By Carolyn Gowen
Source: thefinancialbodyguard.com
“The supply of time is totally inelastic. No matter how high the demand, the supply will not go up. There is no price for it and no marginal utility curve for it. Moreover, time is totally perishable and cannot be stored. Yesterday’s time is gone forever and will never come back. Time is, therefore, always in exceedingly short supply.”
Peter Drucker: The Effective Executive
When I was in my early to mid-20s, ‘time management’ was one of those phrases which seemed to be on everyone’s lips. I recall being sent on numerous courses by one of my employers to learn how to do it, Filofaxes were the ‘must have’ accessory, and no doubt a lot of people made a lot of money peddling time management solutions to busy executives.
Of course the reality is that you can’t manage time. You can’t order it to stop, or go slower, or speed up. What you can do is use your time more effectively. That’s an ongoing battle for anyone leading a busy life.
Whether you are looking at this from the perspective of your job, your business, or your personal life, there are two very basic steps which Drucker outlines in ‘The Effective Executive’ which have universal application:
Identify and eliminate the things that simply waste time and need not be done at all
Within a business organisation, work should continually be being pushed down so that everyone is spending the majority of their time doing the things that only they can do. If the business is successful at this then eventually the person at the ‘bottom’ will reach the point where they cannot take on any more work. At this point, and assuming a new hire is not an appropriate solution at this point, they have to decide what it is they are going to stop doing. I have regularly gone through the task list of one of the junior members of our team and asked them ‘What would happen if you stopped doing that?’ Often the answer is ‘Nothing’, in which case it’s an easy decision to stop doing it. Sometimes the answer is not so clear-cut, in which case we agree that they will stop doing whatever it is and see if anyone notices. To date, there has not been a single occasion when someone has been asked why they have stopped doing whatever it was.
In our personal lives there are always things we do from habit rather than necessity, and if we stopped doing them the only outcome would be having more time to spend on the things we want to be doing.
Ask yourself the question “which of my activities could be done by somebody else just as well, if not better?”
I would put money on the fact that 99% of people within a business environment are doing work which could – and should – be being done by someone else. If in doubt, try recording how you spend your time for a couple of weeks, then ask yourself honestly whether everything you did during that time could only have been done by you. Effective delegation is a hard skill to master, and there is always the temptation to hang on to work you like and are good at.

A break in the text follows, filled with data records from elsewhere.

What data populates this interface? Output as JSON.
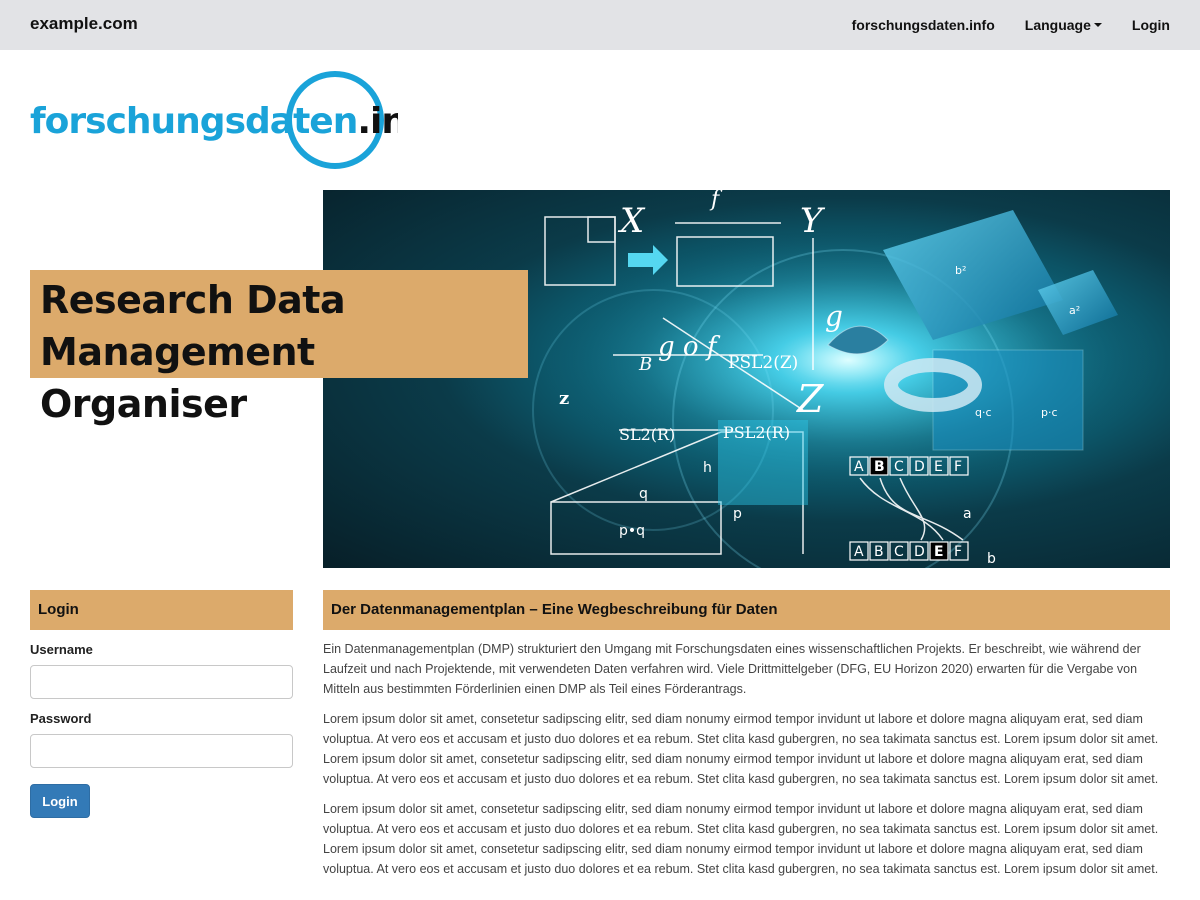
{
  "nav": {
    "brand": "example.com",
    "links": [
      "forschungsdaten.info",
      "Language",
      "Login"
    ]
  },
  "logo": {
    "text_main": "forschungsdaten",
    "text_suffix": ".info",
    "brand_color": "#1aa3d9"
  },
  "hero": {
    "title": "Research Data Management Organiser",
    "formula_labels": [
      "X",
      "f",
      "Y",
      "g",
      "Z",
      "g o f",
      "B",
      "PSL2(Z)",
      "z",
      "SL2(R)",
      "PSL2(R)",
      "h",
      "q",
      "p•q",
      "p",
      "a",
      "b",
      "a²",
      "b²",
      "p·c",
      "q·c"
    ],
    "letters_top": [
      "A",
      "B",
      "C",
      "D",
      "E",
      "F"
    ],
    "letters_bottom": [
      "A",
      "B",
      "C",
      "D",
      "E",
      "F"
    ]
  },
  "login": {
    "heading": "Login",
    "username_label": "Username",
    "username_value": "",
    "password_label": "Password",
    "password_value": "",
    "button": "Login"
  },
  "article": {
    "heading": "Der Datenmanagementplan – Eine Wegbeschreibung für Daten",
    "paragraphs": [
      "Ein Datenmanagementplan (DMP) strukturiert den Umgang mit Forschungsdaten eines wissenschaftlichen Projekts. Er beschreibt, wie während der Laufzeit und nach Projektende, mit verwendeten Daten verfahren wird. Viele Drittmittelgeber (DFG, EU Horizon 2020) erwarten für die Vergabe von Mitteln aus bestimmten Förderlinien einen DMP als Teil eines Förderantrags.",
      "Lorem ipsum dolor sit amet, consetetur sadipscing elitr, sed diam nonumy eirmod tempor invidunt ut labore et dolore magna aliquyam erat, sed diam voluptua. At vero eos et accusam et justo duo dolores et ea rebum. Stet clita kasd gubergren, no sea takimata sanctus est. Lorem ipsum dolor sit amet. Lorem ipsum dolor sit amet, consetetur sadipscing elitr, sed diam nonumy eirmod tempor invidunt ut labore et dolore magna aliquyam erat, sed diam voluptua. At vero eos et accusam et justo duo dolores et ea rebum. Stet clita kasd gubergren, no sea takimata sanctus est. Lorem ipsum dolor sit amet.",
      "Lorem ipsum dolor sit amet, consetetur sadipscing elitr, sed diam nonumy eirmod tempor invidunt ut labore et dolore magna aliquyam erat, sed diam voluptua. At vero eos et accusam et justo duo dolores et ea rebum. Stet clita kasd gubergren, no sea takimata sanctus est. Lorem ipsum dolor sit amet. Lorem ipsum dolor sit amet, consetetur sadipscing elitr, sed diam nonumy eirmod tempor invidunt ut labore et dolore magna aliquyam erat, sed diam voluptua. At vero eos et accusam et justo duo dolores et ea rebum. Stet clita kasd gubergren, no sea takimata sanctus est. Lorem ipsum dolor sit amet."
    ]
  },
  "colors": {
    "accent": "#dcaa6b",
    "topbar": "#e2e3e6",
    "button": "#337ab7",
    "logo_blue": "#1aa3d9"
  }
}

In our personal lives we of course want to be spending as much time as we can doing the things we like, with the people we value most in our lives. However, we will often hang on to things we don’t like doing rather than delegating them to someone else.
Case in point: I HATE doing housework, as does my husband. Believe me, if you live on a farm and have two dogs and four cats coming in and out of the house every day housework is largely an exercise in futility, but for years we devoted time each week which we’d much rather have spent doing something else to trying at least to keep the house this side of becoming a health hazard.
Things finally came to a head when, the night before my brother and his wife were arriving for a visit, we sat down at 11pm having just finished cleaning the house from top to bottom and I decided enough was enough. A week later we hired a cleaner, and of all of our discretionary expenditure this is one item I would put very close to the top of the list. Truth be told, this was something we had put off doing for years. Back in the UK, when we were both working outside the home, we had employed a cleaner, but since moving to France, where we both predominantly work from home, it had seemed a little self-indulgent.
There’s a lot written about the time value of money (the idea that money available at the present time is worth more than the same amount in the future due to its potential earning capacity), and a fair amount about the money value of time, which in economic terms can be described as opportunity cost – the value of your time, and therefore the cost of you doing something yourself compared to the cost of outsourcing it – but there’s more than economics at play here. The value of the time we have regained by taking on a cleaner extends way beyond its monetary value.
Yes, I could clean my own house, I’m perfectly capable of doing that, but time is finite and once spent you can’t get a refund.
Money gives us choices. After satisfying our need for food, clothing and shelter, we can choose how we allocate our discretionary expenditure.
I choose to spend some of the money I work hard to earn on buying time – it’s the most valuable asset there is.
“Time is more valuable than money. You can get more money, but you cannot get more time.”